Die Revision hat keinen Erfolg
Im vorliegenden Fall kommt die Anerkennung einer Ersatzzeit nur in Anwendung des § 1251 Abs. 1 Nr. 1 RVO i. V. m. § 3 Abs. 1 Buchst. o BVG in Betracht. Zeiten militärähnlichen Dienstes können hiernach Ersatzzeiten sein (§ 1251 Abs. 1 Nr. 1 RVO). Als militärähnlicher Dienst gilt auch der Dienst im Luftschutz aufgrund der 1. DVO zum Luftschutzgesetz in der seit dem 1. September 1939 jeweils geltenden Fassung (§ 3 Abs. 1 Buchst. o BVG). Es mag unterstellt werden, daß der Kläger zum Luftschutzdienst herangezogen worden ist. Gleichwohl scheidet die Anerkennung einer Ersatzzeit aus. Es trifft zu, daß - wie das LSG schon ausgeführt hat - eine Ersatzzeit nur dann vorliegen könnte, wenn die Arbeitskraft des Klägers in vollem Umfang durch die Dienstleistung in Anspruch genommen worden wäre. Dies hat das BSG bereits in einer früheren Entscheidung ausgesprochen (SozR Nr. 69 zu § 1251 RVO). Dieser Entscheidung ist der folgende Leitsatz vorangestellt: "Zeiten der Notdienstverpflichtung im 2. Weltkrieg sind als militärähnlicher Dienst gemäß § 3 Abs. 1 Buchst. k BVG nur dann Ersatzzeiten nach § 1251 Abs. 1 Nr. 1 RVO, wenn sie den Dienstverpflichteten zeitlich voll in Anspruch genommen haben". Auf die Gründe dieser Entscheidung wird Bezug genommen. Sie ist mit dem Sinn und Zweck der Vorschrift und auch damit begründet, daß bei den Ersatzzeittatbeständen des § 1251 RVO jeweils auf die volle Inanspruchnahme des Versicherten abgestellt sei. Hiernach muß der Versicherte durch die Dienstleistung in einem zeitlichen Umfang eingesetzt gewesen sein, der dem Einsatz eines Vollbeschäftigten unter Berücksichtigung der im 2. Weltkrieg üblichen langen Arbeitszeit entsprach. Der Kläger gibt diesem Urteil des BSG in seiner Revisionsbegründung einen unrichtigen Inhalt. Es trifft zwar zu, daß in jenem Fall der Versicherte nach dem Wortlaut der Verpflichtungsverfügung nur während der Freizeit dienstverpflichtet sein sollte. Die Zurückverweisung des Rechtsstreits an das LSG ist jedoch deshalb erfolgt, weil das Vorbringen des Klägers es nicht ausschloß, daß er sich entgegen dem Wortlaut der Verpflichtungsverfügung damals in vollem Einsatz befunden hat. - Der erkennende Senat schließt sich nach eigener Prüfung dieser Rechtsprechung an. Er sieht in diesem Zusammenhang keinen Anlaß zu einer unterschiedlichen Beurteilung, je nachdem, ob es sich um eine Dienstverpflichtung nach § 3 Abs. 1 Buchst. k BVG oder um eine solche nach Buchst. o handelt.

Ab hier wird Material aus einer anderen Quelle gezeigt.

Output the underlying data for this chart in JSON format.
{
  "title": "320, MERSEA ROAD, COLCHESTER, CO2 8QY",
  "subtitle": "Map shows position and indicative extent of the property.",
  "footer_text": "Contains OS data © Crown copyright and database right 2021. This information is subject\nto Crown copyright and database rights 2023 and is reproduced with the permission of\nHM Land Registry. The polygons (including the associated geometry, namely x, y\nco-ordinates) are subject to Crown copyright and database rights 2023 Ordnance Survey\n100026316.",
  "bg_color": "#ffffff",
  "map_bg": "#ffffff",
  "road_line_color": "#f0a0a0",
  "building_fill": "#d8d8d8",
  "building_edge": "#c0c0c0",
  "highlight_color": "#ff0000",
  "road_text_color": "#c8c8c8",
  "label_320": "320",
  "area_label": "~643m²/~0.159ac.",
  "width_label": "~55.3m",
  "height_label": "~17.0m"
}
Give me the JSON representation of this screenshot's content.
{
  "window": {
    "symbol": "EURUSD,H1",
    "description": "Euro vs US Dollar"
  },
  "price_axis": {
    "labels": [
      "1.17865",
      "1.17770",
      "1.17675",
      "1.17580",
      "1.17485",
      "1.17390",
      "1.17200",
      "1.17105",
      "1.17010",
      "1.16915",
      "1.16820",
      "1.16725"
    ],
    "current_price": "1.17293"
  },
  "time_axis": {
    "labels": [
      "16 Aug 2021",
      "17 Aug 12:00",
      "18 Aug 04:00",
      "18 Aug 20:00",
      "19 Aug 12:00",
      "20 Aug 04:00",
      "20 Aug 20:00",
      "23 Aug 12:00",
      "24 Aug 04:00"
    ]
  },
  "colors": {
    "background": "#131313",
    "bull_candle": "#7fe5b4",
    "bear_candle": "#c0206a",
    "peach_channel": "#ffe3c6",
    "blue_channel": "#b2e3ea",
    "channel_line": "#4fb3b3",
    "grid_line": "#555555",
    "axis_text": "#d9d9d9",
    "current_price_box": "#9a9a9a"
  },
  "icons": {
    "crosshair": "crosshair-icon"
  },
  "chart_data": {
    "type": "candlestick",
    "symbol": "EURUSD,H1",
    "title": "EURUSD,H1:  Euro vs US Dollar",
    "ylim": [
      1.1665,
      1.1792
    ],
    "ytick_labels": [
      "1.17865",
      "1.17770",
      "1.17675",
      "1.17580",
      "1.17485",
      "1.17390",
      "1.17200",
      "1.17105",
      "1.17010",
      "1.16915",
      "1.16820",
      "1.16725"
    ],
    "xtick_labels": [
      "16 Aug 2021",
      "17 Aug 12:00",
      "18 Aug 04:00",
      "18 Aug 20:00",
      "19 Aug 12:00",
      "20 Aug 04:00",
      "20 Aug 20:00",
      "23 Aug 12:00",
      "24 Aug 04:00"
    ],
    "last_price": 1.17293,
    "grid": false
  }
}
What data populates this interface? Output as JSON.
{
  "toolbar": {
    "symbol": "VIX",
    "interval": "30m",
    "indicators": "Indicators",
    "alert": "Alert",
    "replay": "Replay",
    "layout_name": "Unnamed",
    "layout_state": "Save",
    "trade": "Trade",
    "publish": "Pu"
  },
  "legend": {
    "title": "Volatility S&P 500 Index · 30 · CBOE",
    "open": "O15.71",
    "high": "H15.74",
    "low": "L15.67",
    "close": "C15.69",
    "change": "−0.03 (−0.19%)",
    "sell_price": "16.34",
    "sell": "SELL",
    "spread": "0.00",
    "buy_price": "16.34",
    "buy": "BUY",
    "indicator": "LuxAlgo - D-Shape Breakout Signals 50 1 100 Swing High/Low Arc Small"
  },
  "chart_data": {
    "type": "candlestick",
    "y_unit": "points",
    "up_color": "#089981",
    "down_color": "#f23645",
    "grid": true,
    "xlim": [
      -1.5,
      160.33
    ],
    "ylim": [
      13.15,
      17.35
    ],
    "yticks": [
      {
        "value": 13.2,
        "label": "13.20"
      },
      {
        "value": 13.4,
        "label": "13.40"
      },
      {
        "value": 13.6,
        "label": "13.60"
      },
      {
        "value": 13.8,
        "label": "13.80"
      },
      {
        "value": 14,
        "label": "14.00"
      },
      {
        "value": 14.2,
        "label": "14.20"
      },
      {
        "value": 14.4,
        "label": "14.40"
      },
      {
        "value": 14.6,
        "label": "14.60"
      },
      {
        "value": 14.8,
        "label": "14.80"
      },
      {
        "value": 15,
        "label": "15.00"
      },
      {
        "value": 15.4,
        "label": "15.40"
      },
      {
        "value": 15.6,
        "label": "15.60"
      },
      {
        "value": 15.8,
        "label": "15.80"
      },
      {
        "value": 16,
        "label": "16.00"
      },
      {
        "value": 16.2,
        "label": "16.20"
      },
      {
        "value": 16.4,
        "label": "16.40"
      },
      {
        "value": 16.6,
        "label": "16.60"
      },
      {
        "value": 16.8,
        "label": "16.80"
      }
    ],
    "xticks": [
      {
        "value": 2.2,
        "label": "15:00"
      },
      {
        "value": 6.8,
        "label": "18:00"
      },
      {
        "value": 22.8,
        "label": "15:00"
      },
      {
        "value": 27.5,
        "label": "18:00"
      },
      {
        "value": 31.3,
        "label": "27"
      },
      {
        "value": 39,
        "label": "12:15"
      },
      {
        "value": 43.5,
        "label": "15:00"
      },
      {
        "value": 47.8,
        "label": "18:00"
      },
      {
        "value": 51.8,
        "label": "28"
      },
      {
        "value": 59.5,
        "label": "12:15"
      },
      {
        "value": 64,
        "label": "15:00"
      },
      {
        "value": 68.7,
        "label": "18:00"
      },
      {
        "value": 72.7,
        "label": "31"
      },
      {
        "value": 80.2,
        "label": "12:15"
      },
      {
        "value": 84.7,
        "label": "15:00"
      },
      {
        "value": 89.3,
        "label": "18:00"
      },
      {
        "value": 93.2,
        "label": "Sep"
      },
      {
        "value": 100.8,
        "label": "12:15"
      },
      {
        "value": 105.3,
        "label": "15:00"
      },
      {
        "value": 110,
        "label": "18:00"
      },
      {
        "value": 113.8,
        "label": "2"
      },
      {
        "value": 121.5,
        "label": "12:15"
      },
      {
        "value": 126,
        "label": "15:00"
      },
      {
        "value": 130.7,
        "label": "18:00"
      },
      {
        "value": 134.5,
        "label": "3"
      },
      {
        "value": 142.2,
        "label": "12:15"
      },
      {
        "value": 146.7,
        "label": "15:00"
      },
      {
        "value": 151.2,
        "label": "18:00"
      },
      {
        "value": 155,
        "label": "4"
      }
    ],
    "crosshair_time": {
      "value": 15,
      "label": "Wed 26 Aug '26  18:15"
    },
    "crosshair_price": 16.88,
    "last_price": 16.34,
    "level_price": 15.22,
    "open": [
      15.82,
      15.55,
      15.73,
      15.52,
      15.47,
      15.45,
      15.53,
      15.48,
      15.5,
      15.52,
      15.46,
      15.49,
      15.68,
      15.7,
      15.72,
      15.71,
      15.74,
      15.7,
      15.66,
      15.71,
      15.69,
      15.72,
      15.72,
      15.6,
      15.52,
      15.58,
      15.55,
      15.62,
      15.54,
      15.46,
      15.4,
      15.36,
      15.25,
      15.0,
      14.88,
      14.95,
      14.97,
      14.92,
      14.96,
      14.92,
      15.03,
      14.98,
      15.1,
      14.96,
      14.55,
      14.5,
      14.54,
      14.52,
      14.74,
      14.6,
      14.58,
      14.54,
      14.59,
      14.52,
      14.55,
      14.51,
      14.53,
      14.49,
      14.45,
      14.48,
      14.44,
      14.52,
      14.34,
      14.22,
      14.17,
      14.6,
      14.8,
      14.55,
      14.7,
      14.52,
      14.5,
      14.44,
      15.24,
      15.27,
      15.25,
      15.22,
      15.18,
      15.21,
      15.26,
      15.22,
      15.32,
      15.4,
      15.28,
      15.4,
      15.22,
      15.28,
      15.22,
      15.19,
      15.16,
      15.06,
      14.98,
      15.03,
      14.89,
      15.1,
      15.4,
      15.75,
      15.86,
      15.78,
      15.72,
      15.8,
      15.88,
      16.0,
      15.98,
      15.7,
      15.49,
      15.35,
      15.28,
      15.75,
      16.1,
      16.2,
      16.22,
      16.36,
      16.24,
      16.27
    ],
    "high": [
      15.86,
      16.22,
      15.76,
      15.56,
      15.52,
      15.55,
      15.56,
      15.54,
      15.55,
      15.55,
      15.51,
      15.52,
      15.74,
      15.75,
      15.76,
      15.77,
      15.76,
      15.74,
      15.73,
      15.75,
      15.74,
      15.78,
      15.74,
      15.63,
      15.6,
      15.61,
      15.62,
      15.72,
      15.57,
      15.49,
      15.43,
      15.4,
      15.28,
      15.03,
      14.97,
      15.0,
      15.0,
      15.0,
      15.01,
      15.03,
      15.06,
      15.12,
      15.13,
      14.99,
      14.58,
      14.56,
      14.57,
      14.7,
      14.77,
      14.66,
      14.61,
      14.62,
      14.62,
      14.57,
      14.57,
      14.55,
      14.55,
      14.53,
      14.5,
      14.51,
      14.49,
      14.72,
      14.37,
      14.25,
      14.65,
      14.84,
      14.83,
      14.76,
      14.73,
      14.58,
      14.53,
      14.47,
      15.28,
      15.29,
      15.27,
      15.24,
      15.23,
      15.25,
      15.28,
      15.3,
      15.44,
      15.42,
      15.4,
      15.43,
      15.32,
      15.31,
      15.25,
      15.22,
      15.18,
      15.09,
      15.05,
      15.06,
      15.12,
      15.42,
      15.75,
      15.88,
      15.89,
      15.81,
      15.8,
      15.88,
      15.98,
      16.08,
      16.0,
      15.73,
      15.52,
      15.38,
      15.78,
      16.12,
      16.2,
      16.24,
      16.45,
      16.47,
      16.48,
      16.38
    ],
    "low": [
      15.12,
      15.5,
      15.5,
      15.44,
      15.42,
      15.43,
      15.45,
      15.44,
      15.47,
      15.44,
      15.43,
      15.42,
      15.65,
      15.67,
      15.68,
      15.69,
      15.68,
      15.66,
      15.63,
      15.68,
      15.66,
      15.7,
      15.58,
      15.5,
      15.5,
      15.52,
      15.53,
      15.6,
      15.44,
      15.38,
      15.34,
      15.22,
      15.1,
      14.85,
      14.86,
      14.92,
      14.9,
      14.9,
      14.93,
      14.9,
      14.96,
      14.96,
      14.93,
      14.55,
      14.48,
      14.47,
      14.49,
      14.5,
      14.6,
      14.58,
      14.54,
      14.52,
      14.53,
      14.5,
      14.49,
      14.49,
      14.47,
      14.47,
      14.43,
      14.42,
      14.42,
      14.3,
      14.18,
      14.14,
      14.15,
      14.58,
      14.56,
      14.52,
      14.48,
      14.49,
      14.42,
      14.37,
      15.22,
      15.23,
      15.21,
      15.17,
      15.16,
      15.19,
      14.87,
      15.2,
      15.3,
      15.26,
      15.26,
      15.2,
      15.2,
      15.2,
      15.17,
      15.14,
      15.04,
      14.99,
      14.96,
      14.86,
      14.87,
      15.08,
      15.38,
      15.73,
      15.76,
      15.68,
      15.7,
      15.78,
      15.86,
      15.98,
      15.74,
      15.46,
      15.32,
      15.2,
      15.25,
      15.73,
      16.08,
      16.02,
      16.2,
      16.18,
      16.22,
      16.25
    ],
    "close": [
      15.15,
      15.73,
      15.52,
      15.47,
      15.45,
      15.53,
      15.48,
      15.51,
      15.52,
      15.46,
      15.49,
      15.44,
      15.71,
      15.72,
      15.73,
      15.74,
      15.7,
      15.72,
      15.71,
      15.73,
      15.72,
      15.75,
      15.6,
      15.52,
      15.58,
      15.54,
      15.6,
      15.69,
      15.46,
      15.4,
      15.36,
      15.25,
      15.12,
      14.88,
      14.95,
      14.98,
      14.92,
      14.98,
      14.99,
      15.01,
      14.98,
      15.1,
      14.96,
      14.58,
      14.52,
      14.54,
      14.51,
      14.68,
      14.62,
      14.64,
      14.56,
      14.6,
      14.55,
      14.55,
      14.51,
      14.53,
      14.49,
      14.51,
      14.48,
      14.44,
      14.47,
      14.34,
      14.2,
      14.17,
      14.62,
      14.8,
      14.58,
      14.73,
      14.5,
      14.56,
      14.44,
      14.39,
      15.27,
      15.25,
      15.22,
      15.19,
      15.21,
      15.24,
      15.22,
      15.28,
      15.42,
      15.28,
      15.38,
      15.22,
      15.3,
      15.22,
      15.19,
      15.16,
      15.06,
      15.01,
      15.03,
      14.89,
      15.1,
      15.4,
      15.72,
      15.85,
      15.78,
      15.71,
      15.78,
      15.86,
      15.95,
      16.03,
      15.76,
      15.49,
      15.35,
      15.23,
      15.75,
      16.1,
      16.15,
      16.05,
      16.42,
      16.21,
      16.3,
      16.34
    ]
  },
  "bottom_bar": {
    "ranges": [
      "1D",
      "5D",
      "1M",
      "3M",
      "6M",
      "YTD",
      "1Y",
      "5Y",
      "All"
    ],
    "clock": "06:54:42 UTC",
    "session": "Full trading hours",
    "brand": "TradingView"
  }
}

An dem hiernach erforderlichen vollen Einsatz des Klägers in diesem Sinne fehlt es nach den vom LSG getroffenen Feststellungen. Der Kläger war - wenn auch mit Einschränkungen - in der Lage, seinen Betrieb weiterzuführen. Die vom LSG vorgenommene Beweiswürdigung ist nicht zu beanstanden. Die Einsatzhäufigkeit unter Berücksichtigung dessen, daß es an manchen Tagen mehrmals zum Einsatz kam, andere Tage aber einsatzfrei blieben, war nicht geeignet, die freiberufliche Tätigkeit des Klägers auszuschließen. - Die Tatsachenfeststellungen des LSG sind vom Kläger übrigens auch nicht substantiiert angegriffen worden (§ 164 Abs. 2 Sozialgerichtsgesetz - SGG -).
Die Revision muß hiernach zurückgewiesen werden (§ 170 Abs. 1 SGG).
Die Kostenentscheidung folgt aus § 193 SGG.